As a special agent for the Federal Bureau of Investigation, Feldkamp was part of the terrorism task force responding to leads from a makeshift emergency crisis center in Norfolk, Va. With the phones ringing off the hook, the team tried to make sense of the rumors pouring in over the next year.
Their first priority was to stop another attack.
“Usually in the FBI, terrorism is kind of a unique niche because we investigate crimes. So you rob a bank, then you’ve committed a violation. We hunt you down, we prosecute you,” Feldkamp, an adjunct professor of sociology, said. “What you try to do with terrorism is you try to prevent terrorism.”
Ten years later, Feldkamp teaches a sociology of terrorism course at GW, which tasks students with thinking like a bad guy.
When the two-time Congressional candidate and Navy reserve commander crafted a syllabus from a pile of about 20 books in 2005, the Department of Homeland Security was just three years old. Since then, his class has evolved, as the field of terrorism studies expands.
“Everybody will always ask, are we safer? And that’s the question,” Feldkamp said. “I don’t know if we’re safer, but I think people are more aware.”
Theory likewise became practice for alumnus Daniel Kaniewski when he entered the White House as special assistant to the president for homeland security in 2007.
Now the assistant vice president for Homeland Security and the deputy director of the Homeland Security Policy Institute at GW, Kaniewski developed an interest in the intersection of counterterrorism and first responder policy while studying the psychology of terrorism and working as a member of EMeRG as an undergraduate.
During his time at the Homeland Security Policy Institute, Kaniewski said he has been able to more deeply analyze the underlying issues that drive homeland security policy through regular meetings with senior government officials.
“For students, learning about 9/11 is imperative, because it is the history of the attacks that underpins the homeland security policies and governmental institutions that exist today,” he said. “Without a firm understanding of the history, it’s impossible to understand the reasons that such policies and institutions exist.”
Kaniewski, who was serving as a homeland security fellow to a member of Congress on 9/11, remembers walking toward the Capitol dome amid an eerie silence to deliver a previously- scheduled press conference on military readiness.
“Being in the press gallery felt like we were on the moon,” Kaniewski recalled in a speech to the GW community on the seventh anniversary of the attacks. Outside the soundproof, windowless room, the Pentagon was on fire.
Watching the events unfold on television wasn’t enough for political communication professor Sean Aday.
From his office in the Media and Public Affairs building, Aday dashed to the White House after hearing a rumor that the structure was on fire. His next stop was the National Mall, where he too could see smoke rising from the Pentagon.

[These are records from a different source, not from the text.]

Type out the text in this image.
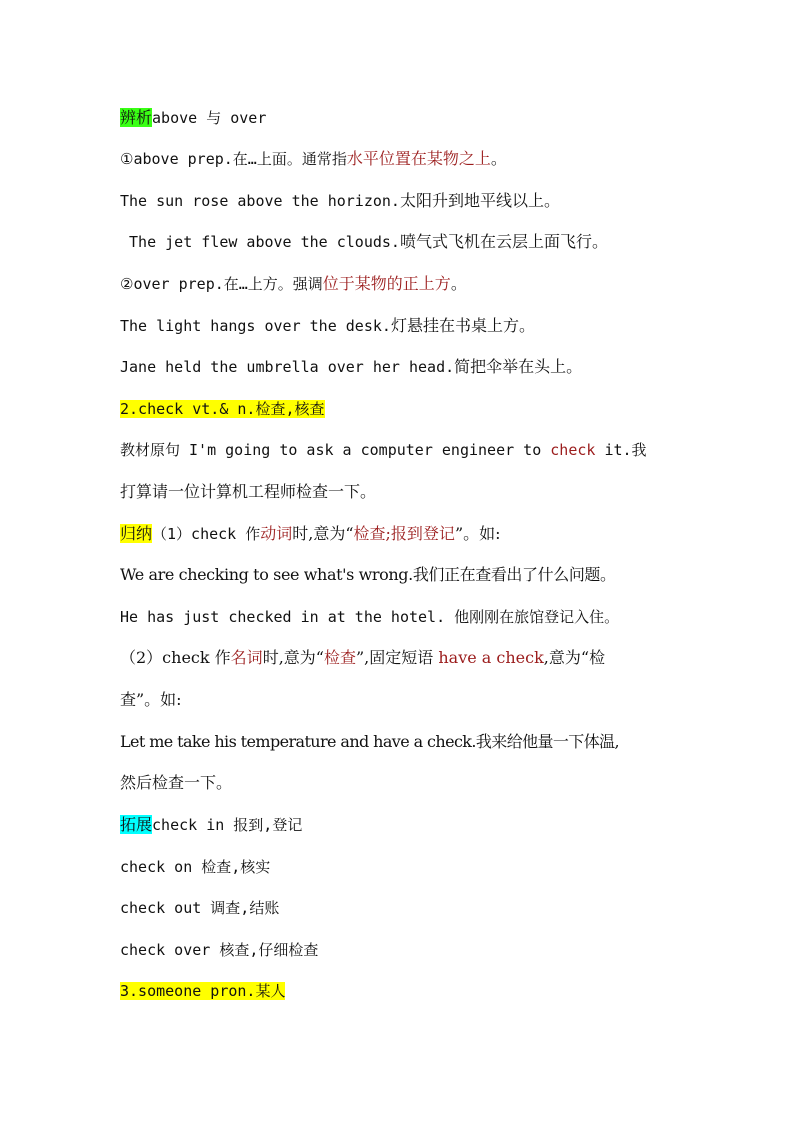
辨析above 与 over
①above prep.在…上面。通常指水平位置在某物之上。
The sun rose above the horizon.太阳升到地平线以上。
The jet flew above the clouds.喷气式飞机在云层上面飞行。
②over prep.在…上方。强调位于某物的正上方。
The light hangs over the desk.灯悬挂在书桌上方。
Jane held the umbrella over her head.简把伞举在头上。
2.check vt.& n.检查,核查
教材原句 I'm going to ask a computer engineer to check it.我
打算请一位计算机工程师检查一下。
归纳（1）check 作动词时,意为“检查;报到登记”。如:
We are checking to see what's wrong.我们正在查看出了什么问题。
He has just checked in at the hotel. 他刚刚在旅馆登记入住。
（2）check 作名词时,意为“检查”,固定短语 have a check,意为“检
查”。如:
Let me take his temperature and have a check.我来给他量一下体温,
然后检查一下。
拓展check in 报到,登记
check on 检查,核实
check out 调查,结账
check over 核查,仔细检查
3.someone pron.某人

The next time he held his introductory course on media in a free society, “teaching was a little odd,” Aday, who joined the University just one year before 9/11, said.
In the immediate aftermath, he restructured his class to include an extended section on journalism and wartime – a change that persists to this day.

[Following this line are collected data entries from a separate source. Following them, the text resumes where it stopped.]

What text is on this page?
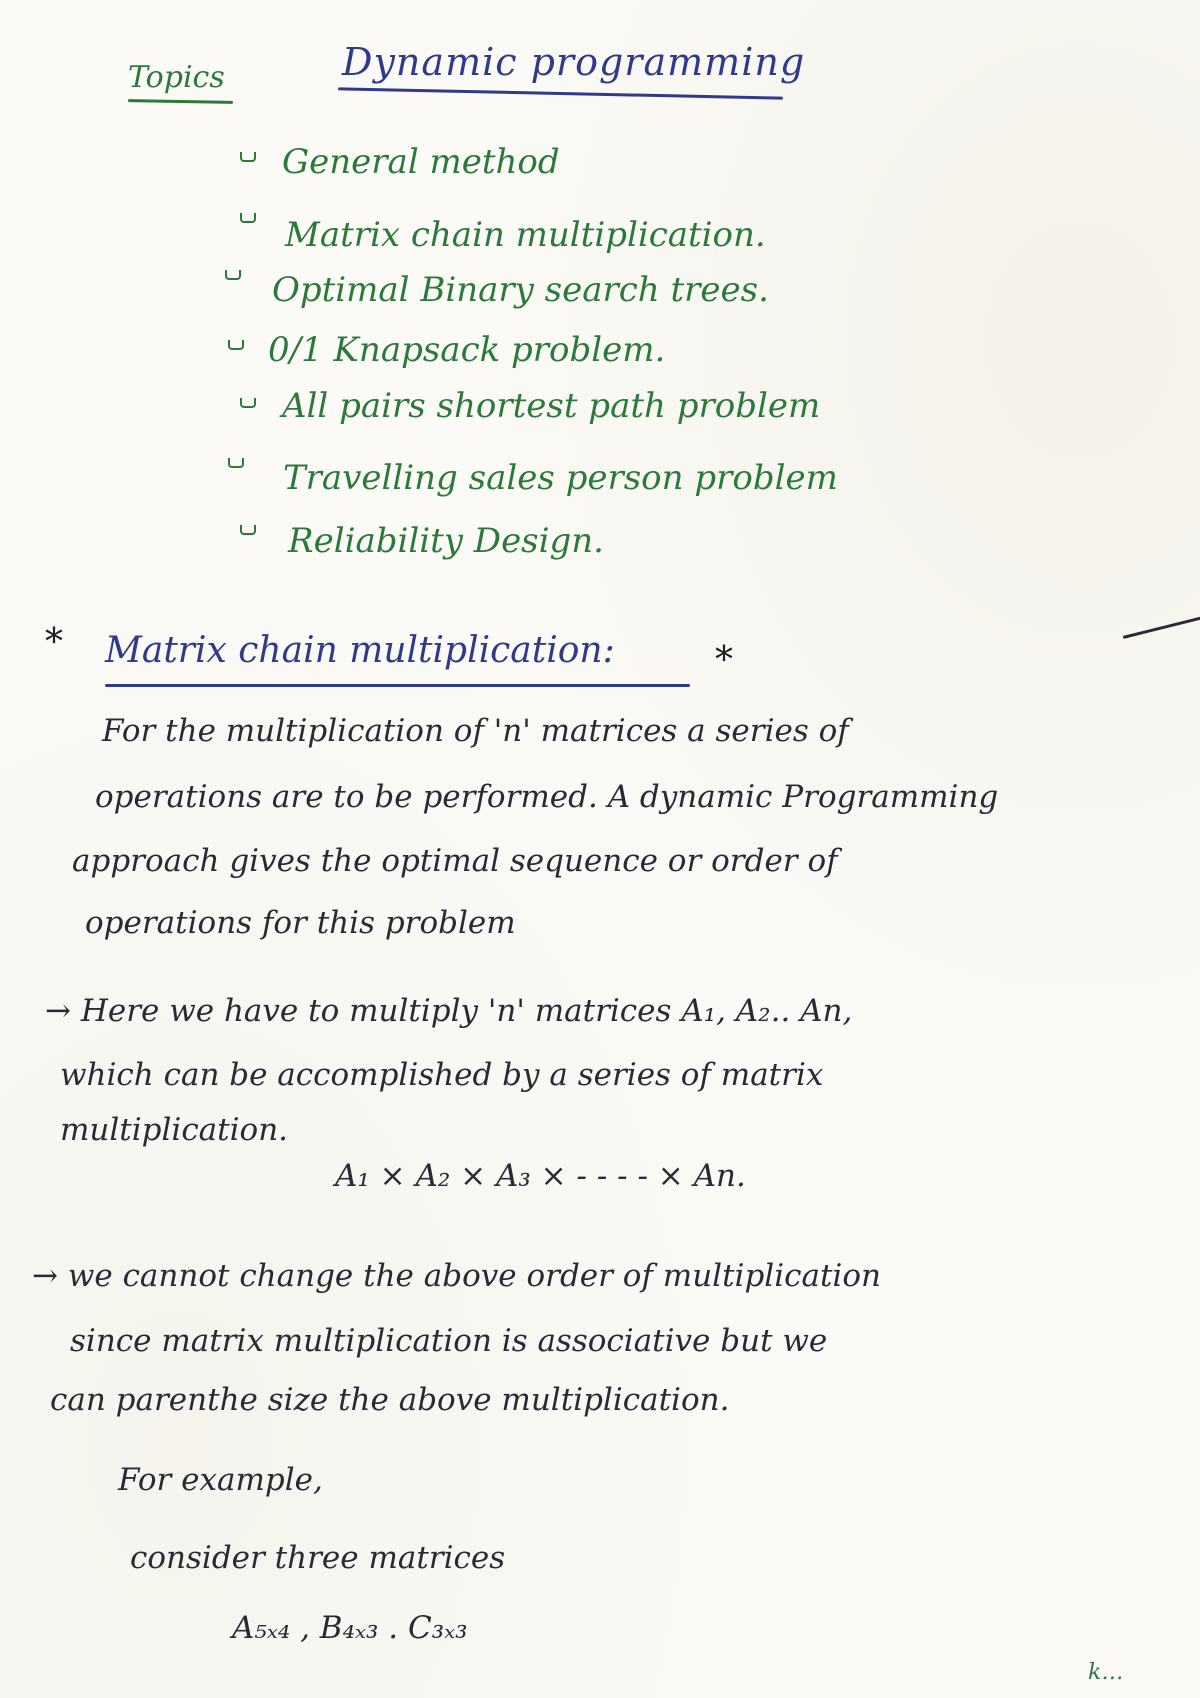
Topics	Dynamic programming
General method
Matrix chain multiplication.
Optimal Binary search trees.
0/1 Knapsack problem.
All pairs shortest path problem
Travelling sales person problem
Reliability Design.
* Matrix chain multiplication:	*
For the multiplication of 'n' matrices a series of
operations are to be performed. A dynamic Programming
approach gives the optimal sequence or order of
operations for this problem
→ Here we have to multiply 'n' matrices A₁, A₂.. An,
which can be accomplished by a series of matrix
multiplication.
A₁ × A₂ × A₃ × - - - - × An.
→ we cannot change the above order of multiplication
since matrix multiplication is associative but we
can parenthe size the above multiplication.
For example,
consider three matrices
A₅ₓ₄ , B₄ₓ₃ . C₃ₓ₃
k…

“Before Sept. 11, I had come out of an American politics tradition in political communication research,” Aday said. “But then very quickly in 2002, 2003, my entire line of work started shifting toward media and foreign policy and war.”

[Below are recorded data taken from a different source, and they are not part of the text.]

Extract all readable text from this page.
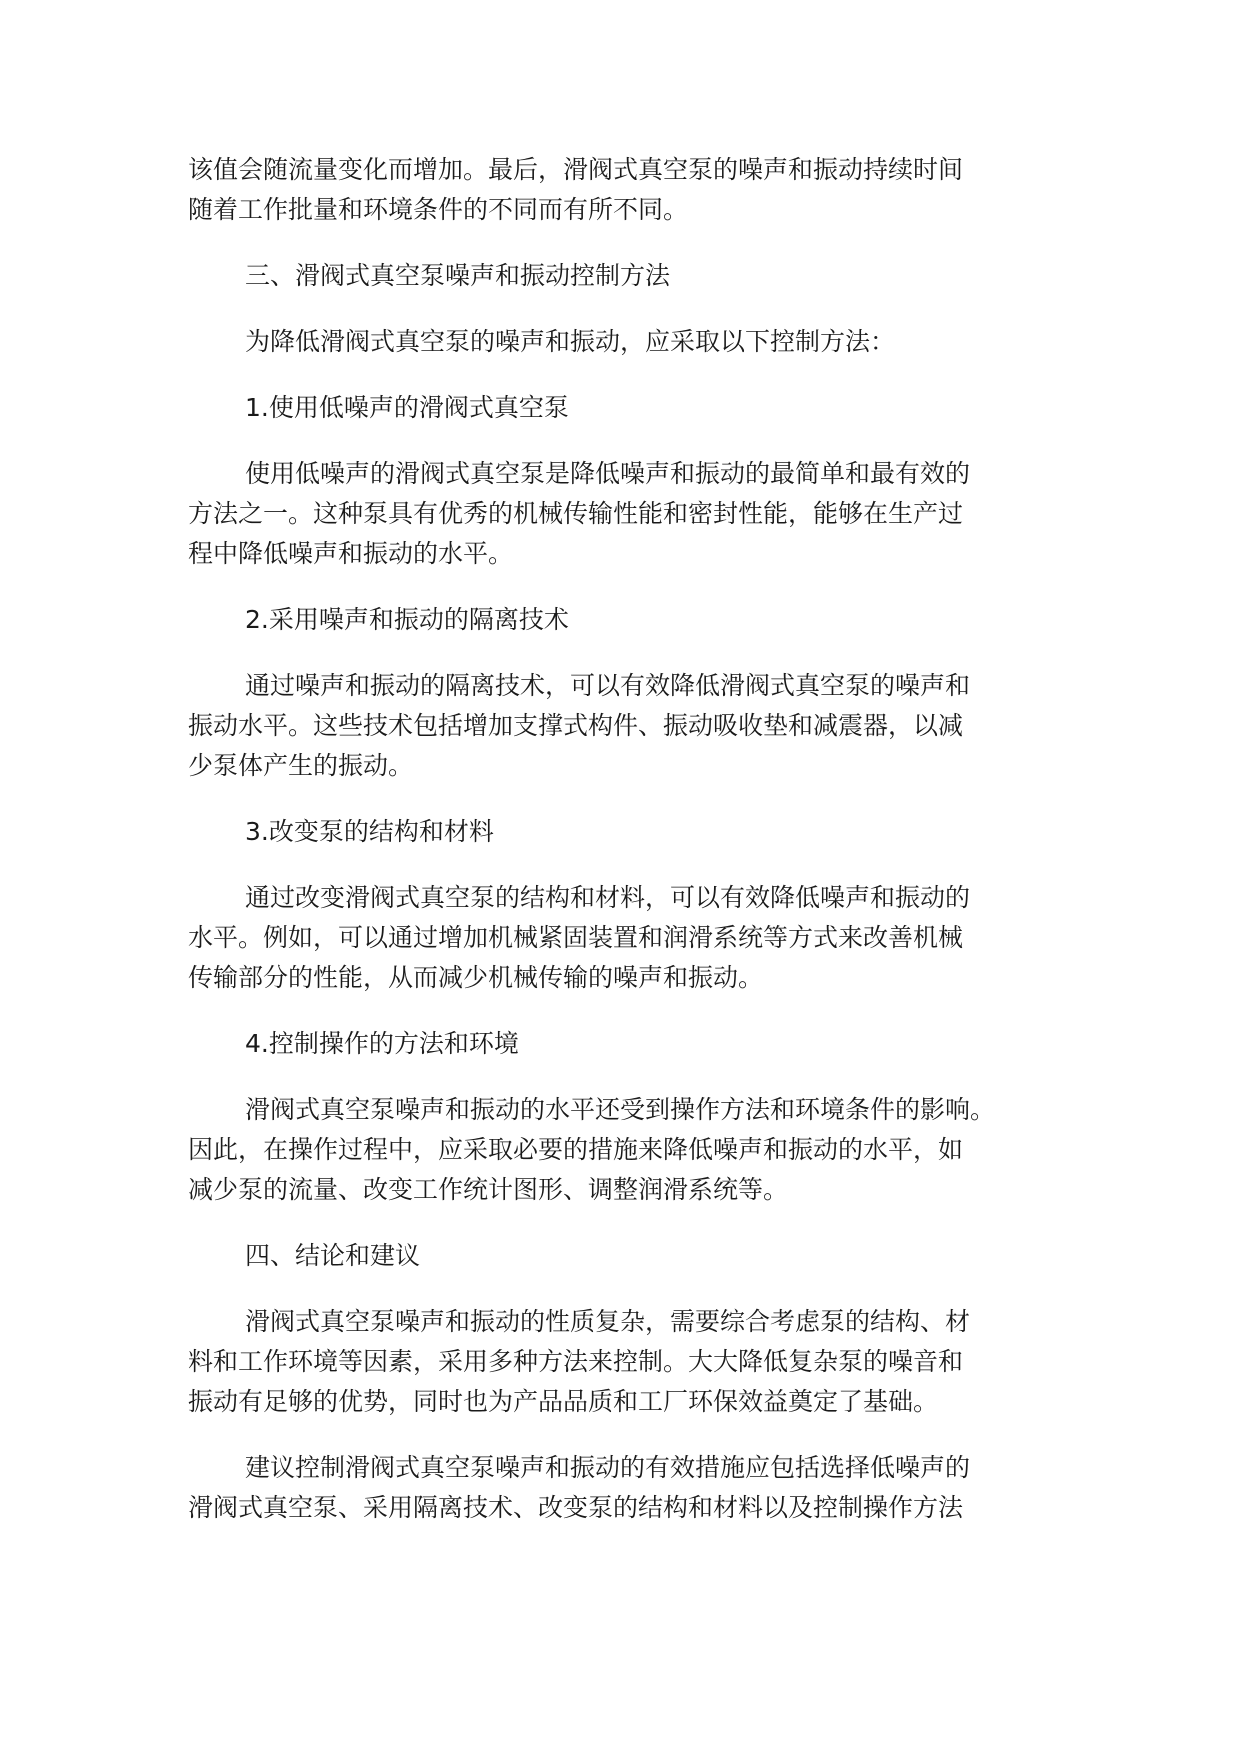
该值会随流量变化而增加。最后，滑阀式真空泵的噪声和振动持续时间
随着工作批量和环境条件的不同而有所不同。
三、滑阀式真空泵噪声和振动控制方法
为降低滑阀式真空泵的噪声和振动，应采取以下控制方法：
1.使用低噪声的滑阀式真空泵
使用低噪声的滑阀式真空泵是降低噪声和振动的最简单和最有效的
方法之一。这种泵具有优秀的机械传输性能和密封性能，能够在生产过
程中降低噪声和振动的水平。
2.采用噪声和振动的隔离技术
通过噪声和振动的隔离技术，可以有效降低滑阀式真空泵的噪声和
振动水平。这些技术包括增加支撑式构件、振动吸收垫和减震器，以减
少泵体产生的振动。
3.改变泵的结构和材料
通过改变滑阀式真空泵的结构和材料，可以有效降低噪声和振动的
水平。例如，可以通过增加机械紧固装置和润滑系统等方式来改善机械
传输部分的性能，从而减少机械传输的噪声和振动。
4.控制操作的方法和环境
滑阀式真空泵噪声和振动的水平还受到操作方法和环境条件的影响。
因此，在操作过程中，应采取必要的措施来降低噪声和振动的水平，如
减少泵的流量、改变工作统计图形、调整润滑系统等。
四、结论和建议
滑阀式真空泵噪声和振动的性质复杂，需要综合考虑泵的结构、材
料和工作环境等因素，采用多种方法来控制。大大降低复杂泵的噪音和
振动有足够的优势，同时也为产品品质和工厂环保效益奠定了基础。
建议控制滑阀式真空泵噪声和振动的有效措施应包括选择低噪声的
滑阀式真空泵、采用隔离技术、改变泵的结构和材料以及控制操作方法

Aday conducted several studies on media coverage of the wars in Afghanistan and Iraq and on public opinion toward media and government post-9/11. He also created a class focused solely on media and war in 2007.
As his interest in media and international affairs intensified, Aday took his studies out of the classroom and made several trips to war zones in Afghanistan and Iraq for media and government capacity training projects.
“Professionally, it was a really exciting time,” he said. “At the same time, it was of course a double-edged sword. It was very depressing. The type of work you’re doing, you know, traveling to war zones, is hard on your family, it’s hard on you.”
Now as director of GW’s Institute for Public Diplomacy and Global Communication, Aday continues to explore the legacy of 9/11 under an academic lens.
“It just seemed like we have work to do and I like to think that it was good work,” he said.